Unfortunately, these points have – for the most part – been lost in the mainstream rhetoric that surrounds Fingered, in both critical and fan circles alike. That’s not to say that it doesn’t have its defenders – a quick look online will turn up numerous articles praising its “lol, so wacky”-ness – rather, that the rhetoric surrounding the film centres more on the personality ascribed to it by mainstream criticism at the time of its release, rather than a deeper engagement with the film’s subversive content or Tom Green’s intentions. Of particular note among the eventual dissenters was the aforementioned Roger Ebert, who partially retracted his initial comments about Freddy Got Fingered the following year while trashing another Green vehicle, Stealing Harvard, stating that “for all its sins, it was at least an ambitious movie” and that “anyone with [Green’s] nerve and total lack of taste is sooner or later going to make a movie worth seeing”. From a man who clearly sits far outside Green’s target audience, with a reputation for standing firm on his judgement, this is somewhat of a major victory, especially considering that Freddy Got Fingered is by no means a major film, never spring-boarding Green onto future success with other cinematic properties.
This retraction fascinatingly mirrors Ebert’s re-evaluation of Martin Scorsese’s The King Of Comedy, another film funded by Freddy Got Fingered‘s producer Arnon Milchan, who was a staunch defender of Green’s final product – in fact, Milchan and other studio executives, enjoyed the initial director’s cut turned in by Green so much that they met it with a standing ovation.
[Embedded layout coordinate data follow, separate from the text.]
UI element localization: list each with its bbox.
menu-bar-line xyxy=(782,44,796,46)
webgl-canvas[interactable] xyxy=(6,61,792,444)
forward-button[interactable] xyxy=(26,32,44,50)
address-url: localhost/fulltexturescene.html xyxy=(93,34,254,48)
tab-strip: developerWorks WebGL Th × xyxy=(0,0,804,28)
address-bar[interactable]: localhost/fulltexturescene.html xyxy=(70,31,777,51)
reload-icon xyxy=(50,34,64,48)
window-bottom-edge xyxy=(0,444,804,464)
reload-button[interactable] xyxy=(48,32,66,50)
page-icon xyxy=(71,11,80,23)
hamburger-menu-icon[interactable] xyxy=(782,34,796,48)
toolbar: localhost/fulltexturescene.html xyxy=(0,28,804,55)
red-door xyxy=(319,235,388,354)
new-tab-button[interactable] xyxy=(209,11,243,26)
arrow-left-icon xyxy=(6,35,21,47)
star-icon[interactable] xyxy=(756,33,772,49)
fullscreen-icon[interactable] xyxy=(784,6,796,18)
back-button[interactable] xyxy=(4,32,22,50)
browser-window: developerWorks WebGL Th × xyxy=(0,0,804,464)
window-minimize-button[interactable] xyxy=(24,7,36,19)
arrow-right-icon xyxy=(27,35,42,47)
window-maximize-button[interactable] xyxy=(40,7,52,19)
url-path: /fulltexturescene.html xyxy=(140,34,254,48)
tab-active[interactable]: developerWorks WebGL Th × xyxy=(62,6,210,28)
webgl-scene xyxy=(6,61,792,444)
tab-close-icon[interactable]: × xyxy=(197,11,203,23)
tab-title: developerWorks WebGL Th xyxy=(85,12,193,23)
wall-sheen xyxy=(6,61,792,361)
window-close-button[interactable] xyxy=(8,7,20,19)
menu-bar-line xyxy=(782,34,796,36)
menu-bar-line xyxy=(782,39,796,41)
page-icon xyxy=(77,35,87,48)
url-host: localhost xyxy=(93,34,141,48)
Green’s director’s cut never hit the cinemas after it tested poorly with audiences who took offense to the film’s dark humour – Freddy Got Fingered was initially more menacing, particularly in the treatment of Andy, whose limbs were strewn across the screen in Green’s initial cut7 – had issues with the film’s heavier soundtrack, and (as is usually the case) the film’s pacing. Green okayed these cuts and there was no bad blood between him and the studio, nor his producers when the film eventually hit theatres. Barely making back its budget theatrically, the film became a slow-burn financial success once it was released on DVD.
Hopefully Freddy Got Fingered will see legitimate re-evaluation in the mainstream eventually, breaking the shackles of the “so bad its good” cult film circuit. 15 years after its initial release, it has certainly stood the test of time in its irreverence, a far more watchable relic of ‘90s-’00s gross-out cinema than its contemporaries, perhaps due to its lack of maliciousness and strong strain of self-awareness. It’d be disingenuous to suggest it’s a perfect film – it’s certainly weighed down by problems – but it’s one of my favourite films nonetheless. Next time you load up Freddy Got Fingered, give Green his due, he pranked the studio system into making this epic display of poor taste and got bitten hard for it – while it’s little consolation to admit he was onto something, well, he was onto something nonetheless.